ECB President Christine Lagarde questioned the need for European stablecoins to protect monetary sovereignty. Speaking at an economic forum in Spain, she stated that the risks associated with such assets outweigh their potential benefits.

Lagarde identified two main threats.

  1. Financial instability. Stablecoins are private obligations. She cited the incident with USDC in 2023, when the asset lost its dollar peg due to issues at Silicon Valley Bank.
  2. Impact on the banking system. A mass shift of depositors into stablecoins would weaken banks' ability to lend to the economy and complicate inflation control.
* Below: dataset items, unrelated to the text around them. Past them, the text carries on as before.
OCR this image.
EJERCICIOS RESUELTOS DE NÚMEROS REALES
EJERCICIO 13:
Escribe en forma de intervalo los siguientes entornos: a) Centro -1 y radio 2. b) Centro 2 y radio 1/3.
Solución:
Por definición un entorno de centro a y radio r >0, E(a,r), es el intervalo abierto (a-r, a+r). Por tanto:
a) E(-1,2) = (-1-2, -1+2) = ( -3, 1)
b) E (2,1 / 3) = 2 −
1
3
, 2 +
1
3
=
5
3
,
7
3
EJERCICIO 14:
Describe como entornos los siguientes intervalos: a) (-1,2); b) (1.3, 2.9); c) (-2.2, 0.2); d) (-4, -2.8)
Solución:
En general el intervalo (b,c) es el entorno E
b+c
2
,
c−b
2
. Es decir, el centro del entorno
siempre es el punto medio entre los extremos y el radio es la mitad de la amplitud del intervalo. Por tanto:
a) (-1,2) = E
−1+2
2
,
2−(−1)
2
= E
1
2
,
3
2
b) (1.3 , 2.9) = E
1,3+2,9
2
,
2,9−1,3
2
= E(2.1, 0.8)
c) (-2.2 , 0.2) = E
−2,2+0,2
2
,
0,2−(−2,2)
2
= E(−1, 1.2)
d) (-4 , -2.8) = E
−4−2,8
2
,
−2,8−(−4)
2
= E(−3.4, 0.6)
According to Lagarde, stablecoins are popular mainly because they are more convenient than traditional interbank transfers. She emphasized that Europe does not need to replicate the American model.
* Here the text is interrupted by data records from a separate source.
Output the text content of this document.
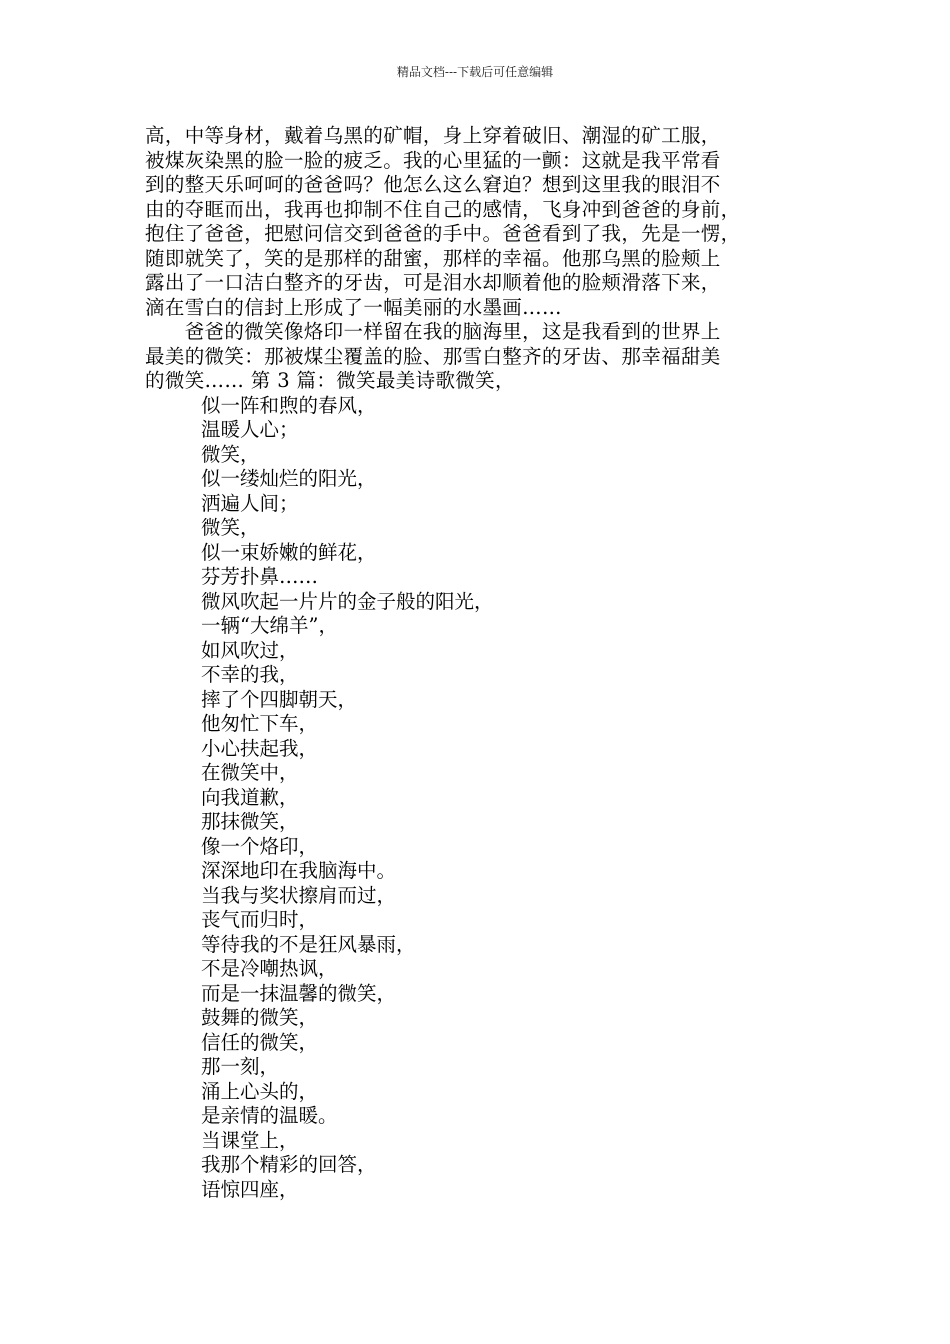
精品文档---下载后可任意编辑
高，中等身材，戴着乌黑的矿帽，身上穿着破旧、潮湿的矿工服，
被煤灰染黑的脸一脸的疲乏。我的心里猛的一颤：这就是我平常看
到的整天乐呵呵的爸爸吗？他怎么这么窘迫？想到这里我的眼泪不
由的夺眶而出，我再也抑制不住自己的感情，飞身冲到爸爸的身前，
抱住了爸爸，把慰问信交到爸爸的手中。爸爸看到了我，先是一愣，
随即就笑了，笑的是那样的甜蜜，那样的幸福。他那乌黑的脸颊上
露出了一口洁白整齐的牙齿，可是泪水却顺着他的脸颊滑落下来，
滴在雪白的信封上形成了一幅美丽的水墨画……
　　爸爸的微笑像烙印一样留在我的脑海里，这是我看到的世界上
最美的微笑：那被煤尘覆盖的脸、那雪白整齐的牙齿、那幸福甜美
的微笑…… 第 3 篇：微笑最美诗歌微笑，
似一阵和煦的春风，
温暖人心；
微笑，
似一缕灿烂的阳光，
洒遍人间；
微笑，
似一束娇嫩的鲜花，
芬芳扑鼻……
微风吹起一片片的金子般的阳光，
一辆“大绵羊”，
如风吹过，
不幸的我，
摔了个四脚朝天，
他匆忙下车，
小心扶起我，
在微笑中，
向我道歉，
那抹微笑，
像一个烙印，
深深地印在我脑海中。
当我与奖状擦肩而过，
丧气而归时，
等待我的不是狂风暴雨，
不是冷嘲热讽，
而是一抹温馨的微笑，
鼓舞的微笑，
信任的微笑，
那一刻，
涌上心头的，
是亲情的温暖。
当课堂上，
我那个精彩的回答，
语惊四座，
Instead of private stablecoins, the ECB is focusing on state infrastructure:

  • Pontes project: will enable blockchain transactions directly in central bank money;
  • Appia roadmap: aims to create a unified European ecosystem for tokenized assets by 2028.
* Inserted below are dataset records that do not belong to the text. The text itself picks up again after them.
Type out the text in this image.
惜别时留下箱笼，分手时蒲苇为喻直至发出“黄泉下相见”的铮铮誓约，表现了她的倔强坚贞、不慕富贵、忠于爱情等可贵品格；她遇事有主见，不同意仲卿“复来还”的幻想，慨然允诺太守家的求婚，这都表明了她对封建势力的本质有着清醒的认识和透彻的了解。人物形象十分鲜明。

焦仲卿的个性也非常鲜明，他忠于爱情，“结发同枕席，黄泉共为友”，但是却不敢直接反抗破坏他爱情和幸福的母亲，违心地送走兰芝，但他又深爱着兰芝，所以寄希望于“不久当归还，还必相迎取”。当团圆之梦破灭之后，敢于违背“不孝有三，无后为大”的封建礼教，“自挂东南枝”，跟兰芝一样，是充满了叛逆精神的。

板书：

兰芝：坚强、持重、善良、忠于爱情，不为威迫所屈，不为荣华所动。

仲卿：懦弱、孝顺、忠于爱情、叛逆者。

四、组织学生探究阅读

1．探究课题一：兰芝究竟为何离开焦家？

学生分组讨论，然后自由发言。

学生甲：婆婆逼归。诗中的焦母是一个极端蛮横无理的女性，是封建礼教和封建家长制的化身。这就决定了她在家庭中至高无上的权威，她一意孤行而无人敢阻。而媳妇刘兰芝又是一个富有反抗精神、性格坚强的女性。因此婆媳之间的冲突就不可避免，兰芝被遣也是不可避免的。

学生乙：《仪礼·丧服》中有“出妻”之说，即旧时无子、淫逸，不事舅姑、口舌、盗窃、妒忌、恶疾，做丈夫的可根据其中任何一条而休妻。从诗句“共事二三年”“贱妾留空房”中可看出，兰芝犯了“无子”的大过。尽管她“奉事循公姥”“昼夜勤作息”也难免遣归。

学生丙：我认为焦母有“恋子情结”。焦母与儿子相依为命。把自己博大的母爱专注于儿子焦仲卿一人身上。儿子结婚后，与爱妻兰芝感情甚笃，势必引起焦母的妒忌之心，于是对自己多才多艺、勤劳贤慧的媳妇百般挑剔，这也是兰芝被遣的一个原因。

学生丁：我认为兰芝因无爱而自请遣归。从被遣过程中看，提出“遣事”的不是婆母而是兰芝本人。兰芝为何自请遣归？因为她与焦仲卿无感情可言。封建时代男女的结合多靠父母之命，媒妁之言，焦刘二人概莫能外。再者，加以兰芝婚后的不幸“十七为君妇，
Lagarde stressed that integrating capital markets and developing a digital euro would yield greater benefits than trying to catch up with the U.S. in issuing private tokens. She concluded that having a state "anchor" in the form of a central bank digital currency would render the use of foreign stablecoins in Europe pointless.

In April, the Bank for International Settlements warned that many dollar stablecoins function more as investment instruments than as means of payment.

Later, a consortium of 12 European banks announced the launch of a euro stablecoin.